Cells were incubated with the accutase solution for 6 min at 37°C, and cells were transferred to a 50ml falcon tube washed twice using 40ml of DMEM-F12. 5.5 million cells were resuspended in 5ml of hESC medium with 1µM of ROCK inhibitor and plate them on one well of 6-well plate of ultra-low attachment cell culture plate. The plate was placed on an orbital shaker set up at 100rpm inside of incubator with 5% CO2 and 37°C. Overnight cells form embryoid bodies, which were fed for two days using hESC medium. After two days, the medium was removed, and it was replaced with pancreatic differentiation medium for day zero. During differentiation protocol until day 14, medium was replaced every 24 hours with fresh medium made during the day. After day 14 cells were fed every day after with fresh medium.

Pancreatic differentiation protocol 1

Day zero medium contains RPMI supplemented with 0.3mM Chir99021, 100µg/ml Activin A and 0.2% fetal bovine serum (FBS). For day 1 medium contains RPMI with 100µg/ml Activin A, 0.03mM Chir99021, 10µg/ml bFGF and 0.2% FBS. For day 2 and 3 the backbone medium was SFD with 100µg/ml Activin A. From day 4–6 the backbone medium was change to DMEM-F12 with 50ng/ml FGF7. Then medium was replaced from day 7–8 with DMEM high glucose (5g/L) supplemented with 1:100 B27 without RA, 1X Glutamax, 0.25mM ascorbic acid, 1:200 ITS-X, 50ng/ml FGF7, 0.5µM SANT-1, 1µM Retinoic Acid, 100nM LDN-193189 and 500nM Phorbol. Medium for day 9–11 consist of DMEM high glucose (5g/L) supplemented with 1:100 B27 without RA, 1X Glutamax, 0. 25mM ascorbic acid, 1:200 ITS-X, 2ng/ml FGF7, 0.5µM SANT-1, 0.1µM Retinoic Acid, 200nM LDN-193189 and 250nM Phorbol. From day 12–14 the backbone medium was change to MCDB131 supplemented with 20mM glucose, 2% FBS, 1X Glutamax, 1:200 ITS-X, 10ug/ml Heparin, 10uM Zinc sulfate, 0.5µM SANT-1, 0.05µM Retinoic Acid, 200nM LDN-193189, 1µM T3 and 10µM ALK5i II. From day 15–28 cells were fed every day after with medium that contains MCDB131 with 20mM glucose, 2% FBS, 1X Glutamax, 1:200 ITS-X, 10ug/ml Heparin, 10uM Zinc sulfate, 200nM LDN-193189, 1µM T3, 10µM ALK5i II and 100nM GSIS XX. From day 29–40 cells were fed every day after with medium that contains MCDB131 with 20mM glucose, 2% FBS, 1X Glutamax, 1:200 ITS-X, 10µg/ml Heparin, 10uM Zinc sulfate, 1µM T3, 10µM ALK5i II, 1mM N-acetyl cysteine, 10µM Trolox and 2µM R428.
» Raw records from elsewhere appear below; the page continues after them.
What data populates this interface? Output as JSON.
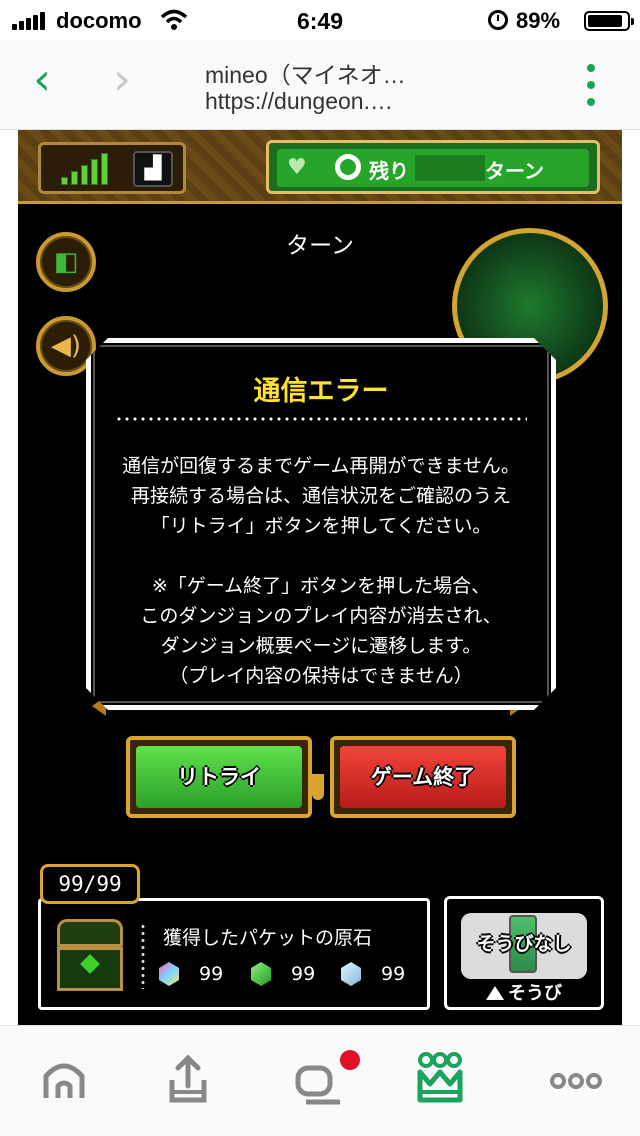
{
  "status_bar": {
    "carrier": "docomo",
    "time": "6:49",
    "battery": "89%",
    "battery_level": 0.89
  },
  "browser": {
    "title": "mineo（マイネオ…",
    "url": "https://dungeon.…"
  },
  "hud": {
    "remaining_label": "残り",
    "turn_label": "ターン"
  },
  "game": {
    "turn_text": "ターン"
  },
  "dialog": {
    "title": "通信エラー",
    "body": "通信が回復するまでゲーム再開ができません。\n再接続する場合は、通信状況をご確認のうえ\n「リトライ」ボタンを押してください。\n\n※「ゲーム終了」ボタンを押した場合、\nこのダンジョンのプレイ内容が消去され、\nダンジョン概要ページに遷移します。\n（プレイ内容の保持はできません）"
  },
  "buttons": {
    "retry": "リトライ",
    "quit": "ゲーム終了"
  },
  "inventory": {
    "count": "99/99",
    "title": "獲得したパケットの原石",
    "stones": [
      {
        "icon": "rainbow-stone-icon",
        "value": "99"
      },
      {
        "icon": "green-stone-icon",
        "value": "99"
      },
      {
        "icon": "blue-stone-icon",
        "value": "99"
      }
    ]
  },
  "equipment": {
    "card_text": "そうびなし",
    "label": "そうび"
  },
  "tabbar": [
    "home-tab",
    "upload-tab",
    "chat-tab",
    "crown-tab",
    "more-tab"
  ]
}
Pancreatic differentiation protocol 2 for GSIS

Day zero medium contains RPMI supplemented with 0.3mM Chir99021, 100µg/ml Activin A and 0.2% fetal bovine serum (FBS). For day 1 medium contains RPMI with 100µg/ml Activin A, 0.03mM Chir99021, 10µg/ml bFGF and 0.2% FBS. For day 2 and 3 the backbone medium was SFD with 100µg/ml Activin A. From day 4–6 the backbone medium was change to DMEM-F12 with 50ng/ml FGF7. Then medium was replaced from day 7–8 with DMEM high glucose (5g/L) supplemented with 1:100 B27 without RA, 1X Glutamax, 0.25mM ascorbic acid, 1:200 ITS-X, 50ng/ml FGF7, 0.5µM SANT-1, 1µM Retinoic Acid, 100nM LDN-193189 and 500nM Phorbol. Medium for day 9–11 consist of DMEM high glucose (5g/L) supplemented with 1:100 B27 without RA, 1X Glutamax, 0. 25mM ascorbic acid, 1:200 ITS-X, 2ng/ml FGF7, 0.5µM SANT-1, 0.1µM Retinoic Acid, 200nM LDN-193189 and 250nM Phorbol. From day 12–14 the backbone medium was change to MCDB131 supplemented with 20mM glucose, 2% FBS, 1X Glutamax, 1:200 ITS-X, 10ug/ml Heparin, 10uM Zinc sulfate, 0.5µM SANT-1, 0.05µM Retinoic Acid, 200nM LDN-193189, 1µM T3 and 10µM ALK5i II. From day 15–22 cells were fed every day after with medium that contains MCDB131 with 20mM glucose, 2% FBS, 1X Glutamax, 1:200 ITS-X, 10ug/ml Heparin, 10uM Zinc sulfate, 200nM LDN-193189, 1µM T3, 10µM ALK5i II and 100nM GSIS XX. From day 23–40 cells were fed every day after with medium that contains MCDB131 with 8mM glucose, 2% FBS, 1X Glutamax, 1:200 ITS-X, 10µg/ml Heparin, 10uM Zinc sulfate, 1mM N-acetyl cysteine, 10µM Trolox and 2µ M R428.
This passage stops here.